The proximity labelling study also indicates a 3′UTR-mediated scheme for mRNA localization to certain organelles, such as mitochondria91. Along the same lines, using cell fractionation and 3′-end sequencing, another study found that aUTRs generally facilitate translation-independent endoplasmic reticulum association of mRNAs96. The authors also found that 3′UTR size, GC content and RNA structure are key features that can predict the potential of a given mRNA for translation-independent endoplasmic reticulum association. Although the underlying mechanism(s) are yet to be determined, some RBPs have previously been found to be endoplasmic reticulum bound97, which could potentially facilitate aUTR-mediated endoplasmic reticulum association. One ramification of translation-independent endoplasmic reticulum association is its influence on where in the cytoplasm an mRNA is translated, and hence the location of its newly made protein. Similarly, by analysing mRNAs that are enriched in the endoplasmic reticulum, cytosol and TIS granules (mesh-like condensate structures associated with the endoplasmic reticulum), it was found that most mRNAs have biased subcellular localization dependent on their sequence or functional features98. For example, mRNAs encoding transcription factors tend to be enriched in TIS granules, and endoplasmic reticulum-enriched mRNAs generally encode large proteins with high expression levels98.
mRNA stability and translation
The 3′UTR contains many mRNA stability elements, such as AU-rich elements (AREs), GU-rich elements (GREs) and miRNA target sites99. Interestingly, the AAUAAA motif in the 3′UTR can also serve as a decay signal for LC3B-medicated mRNA decay, involving binding of mRNA by the lipidated autophagy regulator LC3B and subsequent mRNA deadenylation100. In addition, the size of the 3′UTR has a negative effect on mRNA stability through the NMD pathway, owing to either the length-dependent recruitment of UPF1 (ref. 101) or spurious splicing events in long 3′UTRs102. In several human cell lines103, it was reported that 3′UTRs in the newly made mRNA pool are globally longer than in the steady-state pool, which suggests that short 3′UTR isoforms are generally more stable than long 3′UTR isoforms. However, a less pronounced trend was reported in mouse NIH3T3 cells104. In addition, in activated T cells, which display global 3′UTR shortening, there are no discernible changes in mRNA levels that could be attributed to changes in 3′UTR lengths105. Therefore, the effects of aUTR on mRNA stability do not seem to be clear-cut, presumably owing to the variable milieus of mRNA-stabilizing and mRNA-destabilizing RBPs that determine the final outcomes of a specific 3′UTR isoform in different cells. A similarly complex relationship exists between 3′UTR isoforms and translation efficiency, as divergent results have been obtained in different cell types104–106. Of note, a recent analysis using a large number of ribosome profiling data reported a limited role of the 3′UTR in translation efficiency107.
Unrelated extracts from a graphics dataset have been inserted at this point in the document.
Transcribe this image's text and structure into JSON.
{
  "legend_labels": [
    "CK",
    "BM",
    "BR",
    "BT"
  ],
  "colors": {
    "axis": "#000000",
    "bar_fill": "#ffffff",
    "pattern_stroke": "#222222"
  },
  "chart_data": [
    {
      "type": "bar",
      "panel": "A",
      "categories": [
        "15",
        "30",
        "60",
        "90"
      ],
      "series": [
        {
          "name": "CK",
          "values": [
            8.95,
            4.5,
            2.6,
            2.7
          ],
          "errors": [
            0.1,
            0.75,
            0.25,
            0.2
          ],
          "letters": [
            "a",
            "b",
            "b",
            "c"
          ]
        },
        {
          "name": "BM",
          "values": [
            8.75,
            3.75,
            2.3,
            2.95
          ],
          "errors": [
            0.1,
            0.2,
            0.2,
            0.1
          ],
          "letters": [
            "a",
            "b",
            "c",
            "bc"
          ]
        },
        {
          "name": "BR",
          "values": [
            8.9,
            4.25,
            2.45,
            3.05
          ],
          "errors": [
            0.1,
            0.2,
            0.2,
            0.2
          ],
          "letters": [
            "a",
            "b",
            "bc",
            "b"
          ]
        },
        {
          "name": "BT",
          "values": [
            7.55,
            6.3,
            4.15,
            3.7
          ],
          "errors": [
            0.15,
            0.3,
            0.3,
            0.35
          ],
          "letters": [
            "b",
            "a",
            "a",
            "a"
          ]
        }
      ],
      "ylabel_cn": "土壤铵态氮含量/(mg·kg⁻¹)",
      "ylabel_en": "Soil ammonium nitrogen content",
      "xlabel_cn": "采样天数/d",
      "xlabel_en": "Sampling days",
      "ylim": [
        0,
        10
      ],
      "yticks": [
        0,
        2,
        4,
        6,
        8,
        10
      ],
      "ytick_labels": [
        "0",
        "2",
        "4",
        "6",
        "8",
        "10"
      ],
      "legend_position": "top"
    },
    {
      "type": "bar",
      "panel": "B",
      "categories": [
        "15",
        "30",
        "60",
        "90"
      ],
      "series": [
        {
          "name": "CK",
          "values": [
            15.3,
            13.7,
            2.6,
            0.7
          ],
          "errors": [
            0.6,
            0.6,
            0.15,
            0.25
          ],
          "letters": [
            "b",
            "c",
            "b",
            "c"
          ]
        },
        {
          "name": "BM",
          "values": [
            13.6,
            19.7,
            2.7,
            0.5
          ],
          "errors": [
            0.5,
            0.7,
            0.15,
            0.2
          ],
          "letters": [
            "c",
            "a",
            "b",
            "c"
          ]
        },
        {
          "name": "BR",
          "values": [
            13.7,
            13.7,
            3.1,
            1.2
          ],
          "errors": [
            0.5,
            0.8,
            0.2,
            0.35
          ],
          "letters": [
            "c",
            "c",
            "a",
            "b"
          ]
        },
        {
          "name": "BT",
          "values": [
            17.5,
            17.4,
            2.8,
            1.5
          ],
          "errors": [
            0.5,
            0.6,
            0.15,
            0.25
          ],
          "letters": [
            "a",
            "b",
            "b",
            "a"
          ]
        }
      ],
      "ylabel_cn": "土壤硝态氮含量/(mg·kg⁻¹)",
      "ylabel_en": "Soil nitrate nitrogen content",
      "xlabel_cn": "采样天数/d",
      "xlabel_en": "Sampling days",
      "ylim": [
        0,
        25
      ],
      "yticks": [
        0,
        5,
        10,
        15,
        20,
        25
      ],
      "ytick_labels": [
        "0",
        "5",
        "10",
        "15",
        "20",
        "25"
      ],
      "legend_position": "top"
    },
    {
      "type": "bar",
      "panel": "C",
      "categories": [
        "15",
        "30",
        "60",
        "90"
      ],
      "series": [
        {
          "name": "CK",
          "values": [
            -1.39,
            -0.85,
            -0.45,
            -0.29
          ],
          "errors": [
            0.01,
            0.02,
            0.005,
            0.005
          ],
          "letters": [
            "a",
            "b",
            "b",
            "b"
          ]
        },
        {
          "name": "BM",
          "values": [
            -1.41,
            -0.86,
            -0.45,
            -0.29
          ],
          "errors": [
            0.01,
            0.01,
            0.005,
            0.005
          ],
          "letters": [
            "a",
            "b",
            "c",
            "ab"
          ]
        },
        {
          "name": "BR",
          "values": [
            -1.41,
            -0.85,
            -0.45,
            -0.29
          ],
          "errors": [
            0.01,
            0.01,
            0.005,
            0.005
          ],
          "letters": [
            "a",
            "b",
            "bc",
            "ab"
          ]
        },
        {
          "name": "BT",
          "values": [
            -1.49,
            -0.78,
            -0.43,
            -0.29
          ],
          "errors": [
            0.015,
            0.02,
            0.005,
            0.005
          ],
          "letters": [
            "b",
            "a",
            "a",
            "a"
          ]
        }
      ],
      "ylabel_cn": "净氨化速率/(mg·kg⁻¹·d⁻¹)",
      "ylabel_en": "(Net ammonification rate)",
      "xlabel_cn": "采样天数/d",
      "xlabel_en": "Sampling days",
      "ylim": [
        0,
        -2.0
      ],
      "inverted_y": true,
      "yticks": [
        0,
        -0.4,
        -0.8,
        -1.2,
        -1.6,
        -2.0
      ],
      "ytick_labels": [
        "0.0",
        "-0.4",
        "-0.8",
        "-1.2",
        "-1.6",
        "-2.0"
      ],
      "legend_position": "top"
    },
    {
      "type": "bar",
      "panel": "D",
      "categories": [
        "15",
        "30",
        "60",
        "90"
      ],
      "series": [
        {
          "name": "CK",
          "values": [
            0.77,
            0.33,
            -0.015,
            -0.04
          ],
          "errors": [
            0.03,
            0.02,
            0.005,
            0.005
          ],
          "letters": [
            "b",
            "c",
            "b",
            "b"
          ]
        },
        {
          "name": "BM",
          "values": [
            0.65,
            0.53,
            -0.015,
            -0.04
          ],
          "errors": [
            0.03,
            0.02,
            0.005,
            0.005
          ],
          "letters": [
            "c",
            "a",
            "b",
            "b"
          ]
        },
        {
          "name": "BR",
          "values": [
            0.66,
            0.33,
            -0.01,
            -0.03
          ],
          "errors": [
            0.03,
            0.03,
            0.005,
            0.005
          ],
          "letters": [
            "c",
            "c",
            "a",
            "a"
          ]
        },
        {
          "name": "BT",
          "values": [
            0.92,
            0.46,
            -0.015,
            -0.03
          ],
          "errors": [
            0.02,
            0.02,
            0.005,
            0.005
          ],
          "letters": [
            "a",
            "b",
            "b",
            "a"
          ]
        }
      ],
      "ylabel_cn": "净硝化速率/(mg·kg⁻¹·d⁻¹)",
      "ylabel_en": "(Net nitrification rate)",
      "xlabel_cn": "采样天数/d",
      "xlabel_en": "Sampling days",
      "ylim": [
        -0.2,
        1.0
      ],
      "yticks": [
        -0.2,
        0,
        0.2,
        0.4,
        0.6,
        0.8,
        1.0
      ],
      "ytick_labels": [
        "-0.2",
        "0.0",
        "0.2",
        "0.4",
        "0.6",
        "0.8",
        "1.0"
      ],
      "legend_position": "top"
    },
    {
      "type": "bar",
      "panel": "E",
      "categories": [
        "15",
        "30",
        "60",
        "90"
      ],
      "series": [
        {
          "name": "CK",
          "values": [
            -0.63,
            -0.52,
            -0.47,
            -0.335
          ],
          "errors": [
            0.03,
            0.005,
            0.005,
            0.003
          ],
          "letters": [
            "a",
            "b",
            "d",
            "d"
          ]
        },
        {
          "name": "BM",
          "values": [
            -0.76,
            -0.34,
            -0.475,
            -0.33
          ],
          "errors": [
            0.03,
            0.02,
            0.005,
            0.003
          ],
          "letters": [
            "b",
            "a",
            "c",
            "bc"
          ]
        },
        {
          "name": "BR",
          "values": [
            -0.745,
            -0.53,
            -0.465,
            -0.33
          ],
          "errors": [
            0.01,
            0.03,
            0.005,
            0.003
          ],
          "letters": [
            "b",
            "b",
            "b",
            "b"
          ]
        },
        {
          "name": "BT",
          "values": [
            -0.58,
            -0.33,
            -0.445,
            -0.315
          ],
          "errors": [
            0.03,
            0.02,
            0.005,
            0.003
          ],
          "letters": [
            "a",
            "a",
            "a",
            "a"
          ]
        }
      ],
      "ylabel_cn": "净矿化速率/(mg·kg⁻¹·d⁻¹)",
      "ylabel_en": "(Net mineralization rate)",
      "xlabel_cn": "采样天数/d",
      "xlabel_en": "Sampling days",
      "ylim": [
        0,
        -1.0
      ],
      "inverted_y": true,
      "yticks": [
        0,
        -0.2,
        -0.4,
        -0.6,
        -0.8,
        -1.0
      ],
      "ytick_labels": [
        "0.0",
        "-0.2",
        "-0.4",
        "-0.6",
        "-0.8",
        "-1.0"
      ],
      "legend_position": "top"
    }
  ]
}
In line with the cell type-specific influence on mRNA stability, it was found that long 3′UTR isoforms are relatively more stable in the neuronal cell line model SH-SY5Y than in the non-neuronal cell lines HEK293T and HepG2 (ref. 103). In keeping with this, mRNAs with greater stability have been shown to facilitate their localization to neurites108 and, in the neuropil compartment of the hippocampus, long 3′UTR isoforms are generally more stable than short 3′UTR isoforms88. In the latter study, the authors found that long 3′UTR isoforms for some genes can be shortened in a compartment-specific manner following neural activity, presumably through endonuclease cleavage or 3′-to-5′ degradation. Notably, this post-transcriptional remodelling of APA isoforms was also reported in ageing brain, where translation-coupled mRNA decay was implicated as the mechanism109.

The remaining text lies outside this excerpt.